Bei der Umsetzung des europäischen Schutzgebietsnetzes Natura 2000 gibt es nach Einschätzung des Europäischen Rechnungshofs (EuRH) etliche Schwachstellen und Probleme, u.a. in der Verwaltung der Schutzgebiete wie auch bei der Finanzierung und der Überwachung.
Die derzeitige Verwaltung bzw. Umsetzung des europaweiten Netzes sei in Teilen „mangelhaft“, so der Rechnungshof in einem Bericht. Es fehlten verlässliche Informationen über die Kosten und die Finanzierung. Außerdem seien in den Bewirtschaftungsplänen nur selten vollständige Kostenschätzungen enthalten.
Den Mitgliedstaaten wirft der Rechnungshof vor, das Natura-2000-Netz nicht zufriedenstellend zu verwalten. Zudem habe kein spezifisches System von Leistungsindikatoren bestanden, dessen Daten Aufschluss darüber geben, ob die unterstützten Maßnahmen die erwarteten Ergebnisse und Auswirkungen in Bezug auf das Natura-2000-Netz erbrächten.
Die Überwachung der Maßnahmen auf Gebietsebene sei unzulänglich gewesen, moniert der Rechnungshof. Die Unterlagen zur Gebietsbewirtschaftung hätten häufig keine Überwachungspläne enthalten, und wenn doch entsprechende Pläne vorgelegen hätten, seien diese entweder nicht ausführlich genug gewesen oder hätten keine Zeitvorgaben umfasst.

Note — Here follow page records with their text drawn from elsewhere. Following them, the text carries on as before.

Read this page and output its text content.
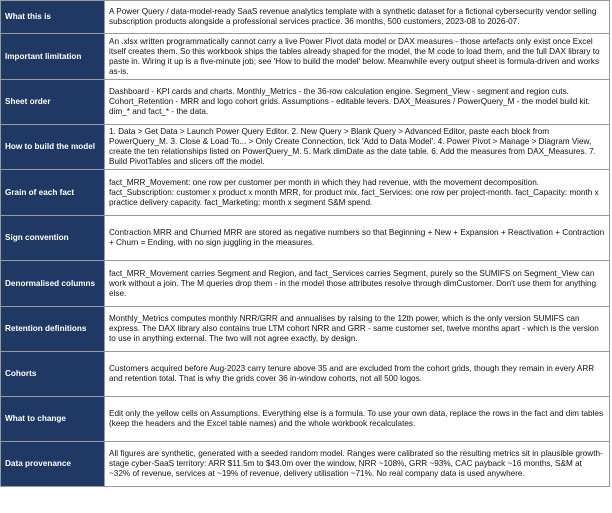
What this is	A Power Query / data-model-ready SaaS revenue analytics template with a synthetic dataset for a fictional cybersecurity vendor selling subscription products alongside a professional services practice. 36 months, 500 customers, 2023-08 to 2026-07.
Important limitation	An .xlsx written programmatically cannot carry a live Power Pivot data model or DAX measures - those artefacts only exist once Excel itself creates them. So this workbook ships the tables already shaped for the model, the M code to load them, and the full DAX library to paste in. Wiring it up is a five-minute job; see 'How to build the model' below. Meanwhile every output sheet is formula-driven and works as-is.
Sheet order	Dashboard - KPI cards and charts. Monthly_Metrics - the 36-row calculation engine. Segment_View - segment and region cuts. Cohort_Retention - MRR and logo cohort grids. Assumptions - editable levers. DAX_Measures / PowerQuery_M - the model build kit. dim_* and fact_* - the data.
How to build the model	1. Data > Get Data > Launch Power Query Editor. 2. New Query > Blank Query > Advanced Editor, paste each block from PowerQuery_M. 3. Close & Load To... > Only Create Connection, tick 'Add to Data Model'. 4. Power Pivot > Manage > Diagram View, create the ten relationships listed on PowerQuery_M. 5. Mark dimDate as the date table. 6. Add the measures from DAX_Measures. 7. Build PivotTables and slicers off the model.
Grain of each fact	fact_MRR_Movement: one row per customer per month in which they had revenue, with the movement decomposition. fact_Subscription: customer x product x month MRR, for product mix. fact_Services: one row per project-month. fact_Capacity: month x practice delivery capacity. fact_Marketing: month x segment S&M spend.
Sign convention	Contraction MRR and Churned MRR are stored as negative numbers so that Beginning + New + Expansion + Reactivation + Contraction + Churn = Ending, with no sign juggling in the measures.
Denormalised columns	fact_MRR_Movement carries Segment and Region, and fact_Services carries Segment, purely so the SUMIFS on Segment_View can work without a join. The M queries drop them - in the model those attributes resolve through dimCustomer. Don't use them for anything else.
Retention definitions	Monthly_Metrics computes monthly NRR/GRR and annualises by raising to the 12th power, which is the only version SUMIFS can express. The DAX library also contains true LTM cohort NRR and GRR - same customer set, twelve months apart - which is the version to use in anything external. The two will not agree exactly, by design.
Cohorts	Customers acquired before Aug-2023 carry tenure above 35 and are excluded from the cohort grids, though they remain in every ARR and retention total. That is why the grids cover 36 in-window cohorts, not all 500 logos.
What to change	Edit only the yellow cells on Assumptions. Everything else is a formula. To use your own data, replace the rows in the fact and dim tables (keep the headers and the Excel table names) and the whole workbook recalculates.
Data provenance	All figures are synthetic, generated with a seeded random model. Ranges were calibrated so the resulting metrics sit in plausible growth-stage cyber-SaaS territory: ARR $11.5m to $43.0m over the window, NRR ~108%, GRR ~93%, CAC payback ~16 months, S&M at ~32% of revenue, services at ~19% of revenue, delivery utilisation ~71%. No real company data is used anywhere.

Mittelzugang für Landwirte schwierig
Aus Sicht der EU-Ausschüsse der Bauernverbände (COPA) und ländlichen Genossenschaften (COGECA) gibt es im Zusammenhang mit den Naturschutzmaßnahmen zu viel Bürokratie. Für COPA/COGECA-Generalsekretär Pekka Pesonen zeigt der EuRH-Sonderbericht außerdem, dass die betreffenden EU-Mittel für Landwirte nur schwer zugänglich sind.
Vom Natura-2000-Netz profitiere die gesamte Gesellschaft, und die wirtschaftlichen Vorteile würden auf bis zu 300 Mrd Euro aufgrund von mehr Tourismus, einer besseren Ressourceneffizienz und anderer positiver Effekte geschätzt. Dieser Nutzen fuße auf der guten Arbeit der Landwirte sowie der Grund- und Waldbesitzer, betonte Pesonen. Doch die finanziellen Verluste, die diese als Ergebnis der Maßnahmen erlitten, seien oft viel höher als die Entschädigung.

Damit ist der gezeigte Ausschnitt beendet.